When I applied for the job I eventually got, a colleague of mine counseled me to ask for not less than $80,000 per year for full-time employment. In October 2007, that was the exact offer I received! I have enjoyed a great deal of success since starting my acupuncture hospital job. My peak income was over $100,000 per year here in the San Francisco Bay Area. Your mileage may vary.
What do you like about your acupuncture hospital job?
There are many facets of my work as a hospital-employed acupuncturist that I enjoyed. I did well for myself financially even when the U.S. was experiencing an economic downturn. I have been able to pay off debt, save for my retirement, and earn enough to live in a very nice neighborhood in a notoriously expensive area (the San Francisco Bay Area). There is certainly something to be said about steady income that comes in a paycheck every two weeks.

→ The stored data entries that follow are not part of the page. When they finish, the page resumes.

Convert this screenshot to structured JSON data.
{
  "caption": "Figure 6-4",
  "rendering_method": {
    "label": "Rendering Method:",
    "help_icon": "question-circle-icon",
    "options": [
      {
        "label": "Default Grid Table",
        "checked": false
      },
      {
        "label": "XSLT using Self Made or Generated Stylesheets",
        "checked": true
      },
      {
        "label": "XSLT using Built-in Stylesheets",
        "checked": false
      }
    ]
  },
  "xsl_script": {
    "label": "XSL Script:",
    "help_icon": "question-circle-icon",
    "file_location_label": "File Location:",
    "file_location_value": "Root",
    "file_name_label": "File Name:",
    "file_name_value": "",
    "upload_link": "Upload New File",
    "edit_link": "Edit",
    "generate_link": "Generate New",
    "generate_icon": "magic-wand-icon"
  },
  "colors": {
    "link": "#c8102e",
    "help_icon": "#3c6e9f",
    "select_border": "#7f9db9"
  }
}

While I am a generally healthy person and work to maintain my level of health and wellbeing, I have had to occasionally use my health coverage provided to me as a part of my compensation package. I am extremely happy with all the service and medical care I’ve been provided so far.

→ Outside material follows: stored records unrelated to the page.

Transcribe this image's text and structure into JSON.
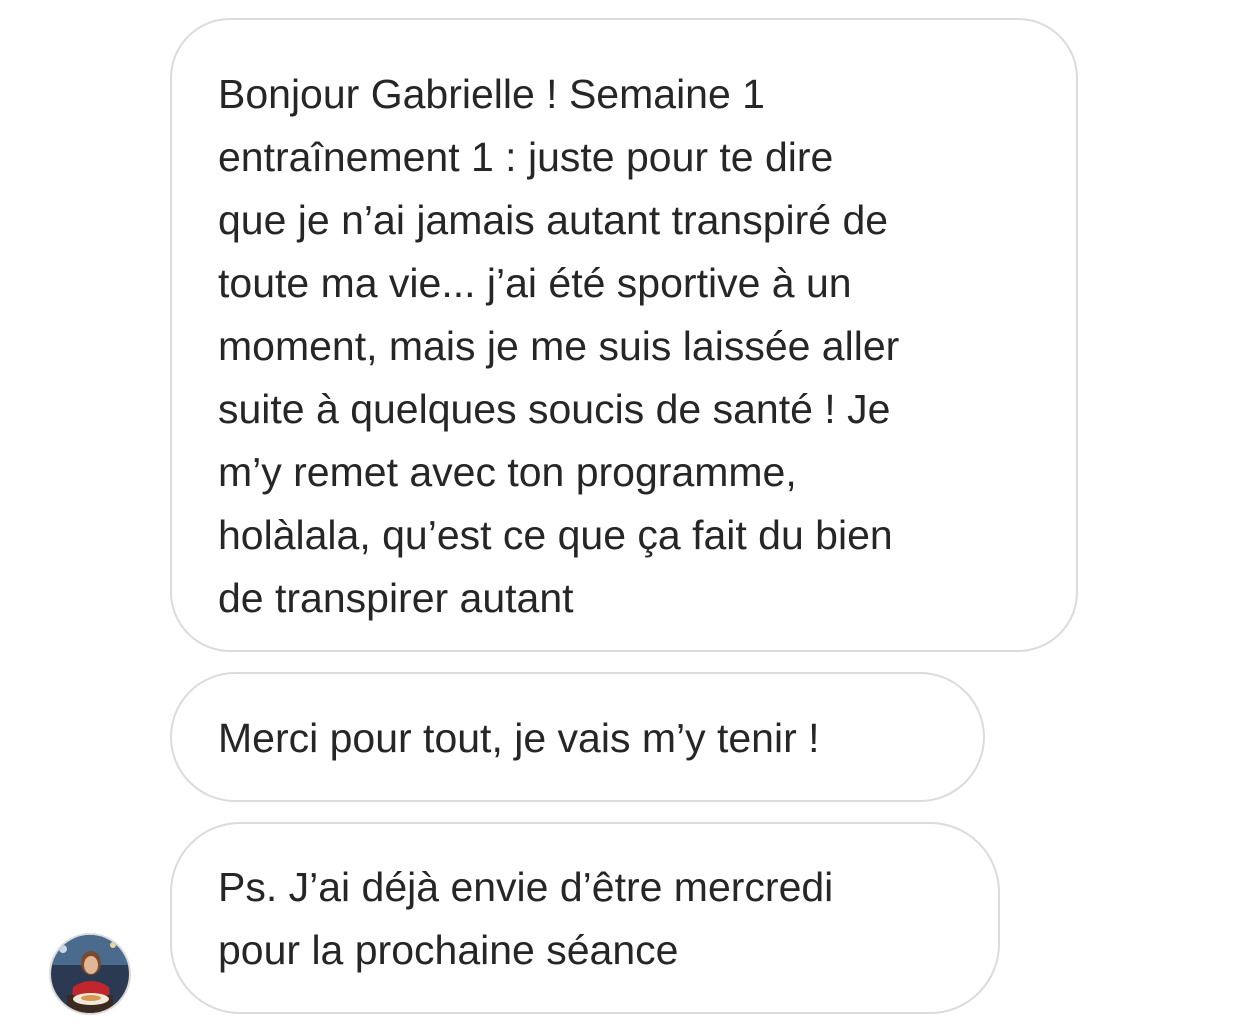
{
  "conversation": {
    "messages": [
      {
        "text": "Bonjour Gabrielle ! Semaine 1\nentraînement 1 : juste pour te dire\nque je n’ai jamais autant transpiré de\ntoute ma vie... j’ai été sportive à un\nmoment, mais je me suis laissée aller\nsuite à quelques soucis de santé ! Je\nm’y remet avec ton programme,\nholàlala, qu’est ce que ça fait du bien\nde transpirer autant"
      },
      {
        "text": "Merci pour tout, je vais m’y tenir !"
      },
      {
        "text": "Ps. J’ai déjà envie d’être mercredi\npour la prochaine séance"
      }
    ],
    "sender_avatar": {
      "icon": "profile-photo"
    }
  },
  "colors": {
    "bubble_border": "#dbdbdb",
    "text": "#262626",
    "background": "#ffffff"
  }
}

I really like the 4 weeks of paid vacation I earn per year and I make it a point to use my vacation time throughout the year. Getting CEU’s and license renewals done is a lot more manageable as my employer picks up a significant amount of the cost of those things. I like working as a part of a team with medical assistant, nurses, medical doctors and administrators all focused on providing the best possible healing experience to our patients.
My hospital employer did not prevent me from pursuing business opportunities outside my hospital practice. Unlike medical doctors in this system, we can maintain private practices without placing our positions at risk.
Perhaps the thing I like the most is that in a very short amount of time I’ve given tens of thousands of acupuncture treatments. Whenever I learned something new in a seminar or CEU, I immediately came to work and applied it. My hospital-based practice had become a great laboratory or sorts where I could test hypotheses on clinical cases in real time. That kind of experience is hard to come by in private practice and I am now a far better acupuncturist for it.
What do you dislike about your acupuncture hospital job?
Having such a tightly-packed schedule means that if one or more patients is late for their appointment, it can throw off the rest of the schedule for that shift. I’ve had to work hard to ensure that the day goes smoothly. There isn’t a lot of flexibility in the patient schedule.
Treating so many patients per week is exhausting and requires proactive personal stress management, health maintenance, and burnout prevention strategies. It would be a mistake to simply brush this off as if saying, “of course I can do this, no problem!” This was how I thought about it before my trial by fire. Please don’t underestimate the importance of this consideration.
Because I was on the same floor as our department of physical therapy, it’s a noisy environment. I have unfortunately had patients complain about the noise level during their treatment.
Because our hospital’s regional model for acupuncture utilization is limited, I didn’t get to see some conditions in my clinic that I suspect could benefit from acupuncture treatment. There are only two indications which meet the inclusion criteria for acupuncture: chronic benign pain of greater than 3 months duration and nausea/vomiting due to chemotherapy.
Additionally, I was not allowed to practice moxibustion, herbal medicine, bloodletting, or retained needles (taken home with the patient). Even though the hospital doesn’t specifically exclude the use of guasha and cupping, there is no practical way to deliver these modalities in this very fast-paced environment.
Lastly, as a sole-practitioner department, I did not get acupuncture for myself nearly as much as I would have wanted and needed it.